API_CHENNAI = f"https://gateway.blueskyhq.io/api/bam-air-quality/{ASSET_ID_CHENNAI}"

# Modify other parameters if needed...
# For example, you might want to adjust the title
TITLE_CHENNAI = "Chennai"

# api request for Chennai
response_chennai = requests.get(API_CHENNAI, headers=HEADERS, params=urllib.parse.urlencode(PARAMS))
if response_chennai.status_code == 200:
    # convert response json to dataframe
    df_chennai = pd.DataFrame(response_chennai.json()["data"])
    # datetime string to datetime object
    df_chennai["datetime"] = pd.to_datetime(df_chennai["datetime"])
    df_chennai['PM25'] = df_chennai['pm25'].astype(float)

    # Plotting with Plotly
    fig = px.line(df_chennai, x='datetime', y='PM25', title=TITLE_CHENNAI,
                  labels={'datetime': 'Date', 'PM25': 'PM2.5 (ugm-3)'})

    # Show the plot
    fig.show()

else:
    print(response_chennai.text)


# **Number of Good Air Quality Days**

In [31]:
import plotly.express as px
import pandas as pd
import requests
import urllib.parse

# Define the asset IDs and API endpoints for each location
locations = [
    {"name": "Ludhiana", "asset_id": "c1efbf9f-bc19-4fee-b6b7-56c44627a879"},
    {"name": "Anand Vihar, Delhi", "asset_id": "0ffec645-06ff-4c52-a2cd-8bf8f72b6a59"},
    {"name": "Chennai", "asset_id": "fde4e673-691e-4936-b16a-d6172c1b75f7"}
]

# Modify start and end dates for the specified period
START_DATE = "2021-01-01T00:00:00.000Z"
END_DATE = "2023-01-31T23:59:59.999Z"

PARAMS = {
    "start_date": START_DATE,
    "end_date": END_DATE,
    "time_bucket": "1d"
}

# Function to calculate and print the number of good air quality days for a location
def calculate_good_air_quality_days(location):
    asset_id = location["asset_id"]
    api_endpoint = f"https://gateway.blueskyhq.io/api/bam-air-quality/{asset_id}"

    # API request for the location
    response = requests.get(api_endpoint, headers=HEADERS, params=urllib.parse.urlencode(PARAMS))

    if response.status_code == 200:
        # Convert response json to dataframe
        df = pd.DataFrame(response.json()["data"])
        # Datetime string to datetime object
        df["datetime"] = pd.to_datetime(df["datetime"])
        df['PM25'] = df['pm25'].astype(float)

        # Calculate the number of good air quality days
        good_air_quality_days = df[df['PM25'] < 60]
        num_good_days = len(good_air_quality_days)

        # Plotting with Plotly
        fig = px.line(df, x='datetime', y='PM25', title=f"{location['name']} Air Quality",
                      labels={'datetime': 'Date', 'PM25': 'PM2.5 (ugm-3)'})
        # Show the plot
        fig.show()

        print(f"Number of good air quality days in {location['name']}: {num_good_days}")

    else:
        print(f"Error fetching data for {location['name']}: {response.text}")

# Loop through each location and calculate/print the number of good air quality days
for location in locations:
    calculate_good_air_quality_days(location)


Number of good air quality days in Ludhiana: 238


Number of good air quality days in Anand Vihar, Delhi: 182


Number of good air quality days in Chennai: 557


#Number of Good Air Quality Days in Different Locations:
According to the provided data, the number of good air quality days (PM2.5 < 60 µg/m³) for selected locations is as follows:

**Ludhiana: 238 days**
**Anand Vihar: 182 days**
**Chennai: 557 days **
This data indicates that Delhi had the fewest good air quality days among the mentioned locations, while Chennai had the highest number of good air quality days.
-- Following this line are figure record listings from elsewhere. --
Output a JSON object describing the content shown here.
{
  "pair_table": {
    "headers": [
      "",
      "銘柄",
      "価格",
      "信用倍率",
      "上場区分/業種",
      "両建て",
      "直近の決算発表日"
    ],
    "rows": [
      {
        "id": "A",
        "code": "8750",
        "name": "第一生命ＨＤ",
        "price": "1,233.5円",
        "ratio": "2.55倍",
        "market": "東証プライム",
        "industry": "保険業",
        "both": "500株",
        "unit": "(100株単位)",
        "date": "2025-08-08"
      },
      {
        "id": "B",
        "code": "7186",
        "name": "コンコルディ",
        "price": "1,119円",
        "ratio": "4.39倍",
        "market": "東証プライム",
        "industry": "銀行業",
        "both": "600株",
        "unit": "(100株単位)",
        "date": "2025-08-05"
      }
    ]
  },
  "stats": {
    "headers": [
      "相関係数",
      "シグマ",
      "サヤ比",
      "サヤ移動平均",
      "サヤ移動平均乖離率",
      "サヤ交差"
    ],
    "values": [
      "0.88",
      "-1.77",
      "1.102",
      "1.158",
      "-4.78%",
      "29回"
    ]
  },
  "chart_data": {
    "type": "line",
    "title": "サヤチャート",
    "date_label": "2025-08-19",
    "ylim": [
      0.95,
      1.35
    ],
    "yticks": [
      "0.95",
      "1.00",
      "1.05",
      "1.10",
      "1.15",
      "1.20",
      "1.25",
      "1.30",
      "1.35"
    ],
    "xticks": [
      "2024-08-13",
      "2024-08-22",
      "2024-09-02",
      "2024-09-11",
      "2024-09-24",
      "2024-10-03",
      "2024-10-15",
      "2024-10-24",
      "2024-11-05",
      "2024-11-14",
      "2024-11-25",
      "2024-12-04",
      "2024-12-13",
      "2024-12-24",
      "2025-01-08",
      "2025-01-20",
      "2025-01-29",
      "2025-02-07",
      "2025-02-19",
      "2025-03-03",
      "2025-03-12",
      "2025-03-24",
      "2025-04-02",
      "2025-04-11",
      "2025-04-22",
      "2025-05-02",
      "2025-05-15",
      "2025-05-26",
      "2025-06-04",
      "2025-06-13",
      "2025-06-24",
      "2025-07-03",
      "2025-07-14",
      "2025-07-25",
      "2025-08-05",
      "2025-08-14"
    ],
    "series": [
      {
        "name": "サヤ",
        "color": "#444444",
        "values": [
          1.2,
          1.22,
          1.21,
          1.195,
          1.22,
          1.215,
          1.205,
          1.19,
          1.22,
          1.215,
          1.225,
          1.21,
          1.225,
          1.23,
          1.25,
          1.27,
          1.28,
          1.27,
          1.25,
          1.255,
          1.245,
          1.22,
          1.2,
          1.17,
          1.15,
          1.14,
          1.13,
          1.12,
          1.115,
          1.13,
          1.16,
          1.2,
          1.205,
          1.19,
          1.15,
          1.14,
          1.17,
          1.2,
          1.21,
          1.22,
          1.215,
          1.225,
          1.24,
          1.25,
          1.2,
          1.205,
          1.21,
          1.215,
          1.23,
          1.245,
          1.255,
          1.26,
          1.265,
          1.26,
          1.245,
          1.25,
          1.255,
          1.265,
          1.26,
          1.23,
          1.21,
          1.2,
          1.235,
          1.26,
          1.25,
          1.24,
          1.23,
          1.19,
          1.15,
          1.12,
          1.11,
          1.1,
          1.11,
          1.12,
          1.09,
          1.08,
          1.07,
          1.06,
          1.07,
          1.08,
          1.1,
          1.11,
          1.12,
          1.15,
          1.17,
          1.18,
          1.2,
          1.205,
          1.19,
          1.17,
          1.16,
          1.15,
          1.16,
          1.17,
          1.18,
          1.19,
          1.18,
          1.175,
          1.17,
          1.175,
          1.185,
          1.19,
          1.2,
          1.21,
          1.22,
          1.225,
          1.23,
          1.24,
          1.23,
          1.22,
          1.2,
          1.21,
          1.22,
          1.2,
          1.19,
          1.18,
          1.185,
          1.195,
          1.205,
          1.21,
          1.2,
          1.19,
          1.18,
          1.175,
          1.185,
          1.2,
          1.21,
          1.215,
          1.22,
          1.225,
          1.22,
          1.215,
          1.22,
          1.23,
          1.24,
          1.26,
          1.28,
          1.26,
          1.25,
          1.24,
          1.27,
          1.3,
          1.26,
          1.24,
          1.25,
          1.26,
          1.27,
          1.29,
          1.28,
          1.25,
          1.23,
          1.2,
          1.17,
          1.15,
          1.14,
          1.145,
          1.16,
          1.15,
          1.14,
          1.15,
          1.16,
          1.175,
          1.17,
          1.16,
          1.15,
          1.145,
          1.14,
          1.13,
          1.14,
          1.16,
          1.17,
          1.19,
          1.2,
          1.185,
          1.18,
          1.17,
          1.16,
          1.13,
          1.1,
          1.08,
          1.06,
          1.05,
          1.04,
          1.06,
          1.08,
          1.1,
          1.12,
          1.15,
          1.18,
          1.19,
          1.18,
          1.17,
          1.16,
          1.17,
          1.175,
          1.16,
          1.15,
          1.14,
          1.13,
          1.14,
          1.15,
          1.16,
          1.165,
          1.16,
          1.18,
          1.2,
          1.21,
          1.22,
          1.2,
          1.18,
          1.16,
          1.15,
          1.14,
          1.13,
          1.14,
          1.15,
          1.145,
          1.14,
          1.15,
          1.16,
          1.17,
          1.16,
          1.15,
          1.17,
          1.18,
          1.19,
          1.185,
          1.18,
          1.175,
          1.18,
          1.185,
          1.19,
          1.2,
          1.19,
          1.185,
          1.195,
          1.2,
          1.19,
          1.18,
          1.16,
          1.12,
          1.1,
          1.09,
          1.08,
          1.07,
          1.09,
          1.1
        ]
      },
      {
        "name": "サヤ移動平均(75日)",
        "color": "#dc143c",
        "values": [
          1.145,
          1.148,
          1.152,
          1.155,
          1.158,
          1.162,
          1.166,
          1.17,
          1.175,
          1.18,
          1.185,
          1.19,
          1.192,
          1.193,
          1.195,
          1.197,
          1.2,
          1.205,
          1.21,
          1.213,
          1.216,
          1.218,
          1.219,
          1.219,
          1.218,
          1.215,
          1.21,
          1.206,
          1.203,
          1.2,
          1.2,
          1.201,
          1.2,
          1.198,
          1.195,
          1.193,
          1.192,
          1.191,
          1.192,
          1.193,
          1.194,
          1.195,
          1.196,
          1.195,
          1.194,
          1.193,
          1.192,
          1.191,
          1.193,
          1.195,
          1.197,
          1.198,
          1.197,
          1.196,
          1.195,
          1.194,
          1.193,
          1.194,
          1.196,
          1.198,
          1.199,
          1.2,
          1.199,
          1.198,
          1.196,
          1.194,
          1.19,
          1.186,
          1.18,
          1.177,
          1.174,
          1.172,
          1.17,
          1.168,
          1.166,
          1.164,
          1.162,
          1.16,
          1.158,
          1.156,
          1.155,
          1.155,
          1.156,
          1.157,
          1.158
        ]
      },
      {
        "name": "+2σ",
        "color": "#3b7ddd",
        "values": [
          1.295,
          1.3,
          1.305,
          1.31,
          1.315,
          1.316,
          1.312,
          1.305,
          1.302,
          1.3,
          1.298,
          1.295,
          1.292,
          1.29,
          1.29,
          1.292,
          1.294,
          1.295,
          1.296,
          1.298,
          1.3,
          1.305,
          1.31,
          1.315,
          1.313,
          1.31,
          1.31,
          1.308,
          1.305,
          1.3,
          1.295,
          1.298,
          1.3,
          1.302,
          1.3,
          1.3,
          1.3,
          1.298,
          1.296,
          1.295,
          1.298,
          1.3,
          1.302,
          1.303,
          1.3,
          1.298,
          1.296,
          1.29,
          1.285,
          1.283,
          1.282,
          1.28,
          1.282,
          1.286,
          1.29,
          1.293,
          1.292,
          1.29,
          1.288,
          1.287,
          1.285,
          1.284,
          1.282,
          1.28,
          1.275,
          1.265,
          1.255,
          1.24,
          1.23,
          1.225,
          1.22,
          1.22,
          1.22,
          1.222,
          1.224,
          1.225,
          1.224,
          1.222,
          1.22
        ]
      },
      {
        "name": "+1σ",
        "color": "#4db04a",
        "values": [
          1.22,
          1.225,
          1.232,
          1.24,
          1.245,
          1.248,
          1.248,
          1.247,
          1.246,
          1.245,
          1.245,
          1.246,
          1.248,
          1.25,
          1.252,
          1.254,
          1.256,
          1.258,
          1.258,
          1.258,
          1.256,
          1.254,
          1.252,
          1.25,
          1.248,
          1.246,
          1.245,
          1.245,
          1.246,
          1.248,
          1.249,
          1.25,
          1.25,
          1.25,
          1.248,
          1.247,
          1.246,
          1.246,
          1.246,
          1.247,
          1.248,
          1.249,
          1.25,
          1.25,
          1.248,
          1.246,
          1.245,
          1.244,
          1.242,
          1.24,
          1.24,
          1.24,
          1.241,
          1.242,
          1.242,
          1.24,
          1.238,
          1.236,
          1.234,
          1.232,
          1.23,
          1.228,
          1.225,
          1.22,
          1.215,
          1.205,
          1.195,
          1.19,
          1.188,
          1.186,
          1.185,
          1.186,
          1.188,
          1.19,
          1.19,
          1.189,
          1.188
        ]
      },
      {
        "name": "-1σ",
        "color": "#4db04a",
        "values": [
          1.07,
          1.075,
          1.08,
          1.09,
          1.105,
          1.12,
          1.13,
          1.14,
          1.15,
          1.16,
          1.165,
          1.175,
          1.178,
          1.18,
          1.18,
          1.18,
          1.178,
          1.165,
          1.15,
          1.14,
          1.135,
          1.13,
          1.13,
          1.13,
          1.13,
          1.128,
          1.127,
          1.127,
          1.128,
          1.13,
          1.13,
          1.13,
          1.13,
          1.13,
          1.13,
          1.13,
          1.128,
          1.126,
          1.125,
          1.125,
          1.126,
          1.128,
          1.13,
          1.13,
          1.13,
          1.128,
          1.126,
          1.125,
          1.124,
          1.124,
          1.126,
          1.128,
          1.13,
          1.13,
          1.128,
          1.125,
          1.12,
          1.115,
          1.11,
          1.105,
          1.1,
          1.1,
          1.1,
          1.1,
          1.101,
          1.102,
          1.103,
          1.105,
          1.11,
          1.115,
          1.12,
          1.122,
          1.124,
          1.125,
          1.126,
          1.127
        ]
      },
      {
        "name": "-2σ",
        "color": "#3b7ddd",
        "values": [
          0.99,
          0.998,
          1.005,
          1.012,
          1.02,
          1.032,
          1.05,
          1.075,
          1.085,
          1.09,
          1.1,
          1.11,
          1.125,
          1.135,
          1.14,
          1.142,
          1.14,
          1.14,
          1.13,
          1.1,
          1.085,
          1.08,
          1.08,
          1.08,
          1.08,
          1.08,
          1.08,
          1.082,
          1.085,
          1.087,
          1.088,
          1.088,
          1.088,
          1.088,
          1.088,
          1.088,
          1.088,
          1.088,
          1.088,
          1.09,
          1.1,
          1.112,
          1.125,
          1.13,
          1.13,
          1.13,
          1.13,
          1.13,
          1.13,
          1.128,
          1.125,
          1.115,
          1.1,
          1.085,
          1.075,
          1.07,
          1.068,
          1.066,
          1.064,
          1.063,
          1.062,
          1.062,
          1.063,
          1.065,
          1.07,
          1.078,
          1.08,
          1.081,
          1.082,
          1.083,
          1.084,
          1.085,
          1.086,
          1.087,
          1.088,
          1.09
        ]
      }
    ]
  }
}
The results underscore the variation in air quality across different regions.








# **Analysis**


**Causes for Poor Air Quality in Delhi and Nearby Areas:**
   Based on the above analysis and graphs, the air quality seems to worse in delhi as compared to other cities such as chennai , as well as the number of good air quality days are very less in delhi, espcially there is increase in pm 2.5 concentrarion during winter as seen from the graphs.
   
 The causes for poor air quality in Delhi and nearby areas are multifaceted and stem from a combination of demographic, industrial, and environmental factors:

   - **Unplanned Development:** The region's development has been largely unplanned, leading to the coexistence of industrial units emitting harmful chemicals in residential and commercial areas.
   
   - **Vehicular Traffic:** Despite the presence of the Delhi metro, increased vehicular traffic remains a significant contributor to air and noise pollution.
   
   - **Solid Waste Management:** The daily generation of solid waste in Delhi, coupled with inadequate waste management, results in garbage piling up, including hazardous waste from industries.
   
   - **Fossil Fuel Dependence:** The high dependence on fossil fuels contributes to the emission of harmful gases into the atmosphere.
   
   - **Construction Activities:** Large-scale construction activities contribute to dust pollution, accounting for a significant portion of PM10 and PM2.5 load.
   
   - **Geographical Factors:** Delhi's landlocked geography, obstructed escape route for air, and north-westerly winds bringing dust contribute to increased pollution. During winters, low-level inversion exacerbates the situation.
   
   - **Stubble Burning:** The practice of stubble burning in Punjab, Haryana, and Rajasthan during winter months adds to air pollution, releasing significant quantities of greenhouse gases.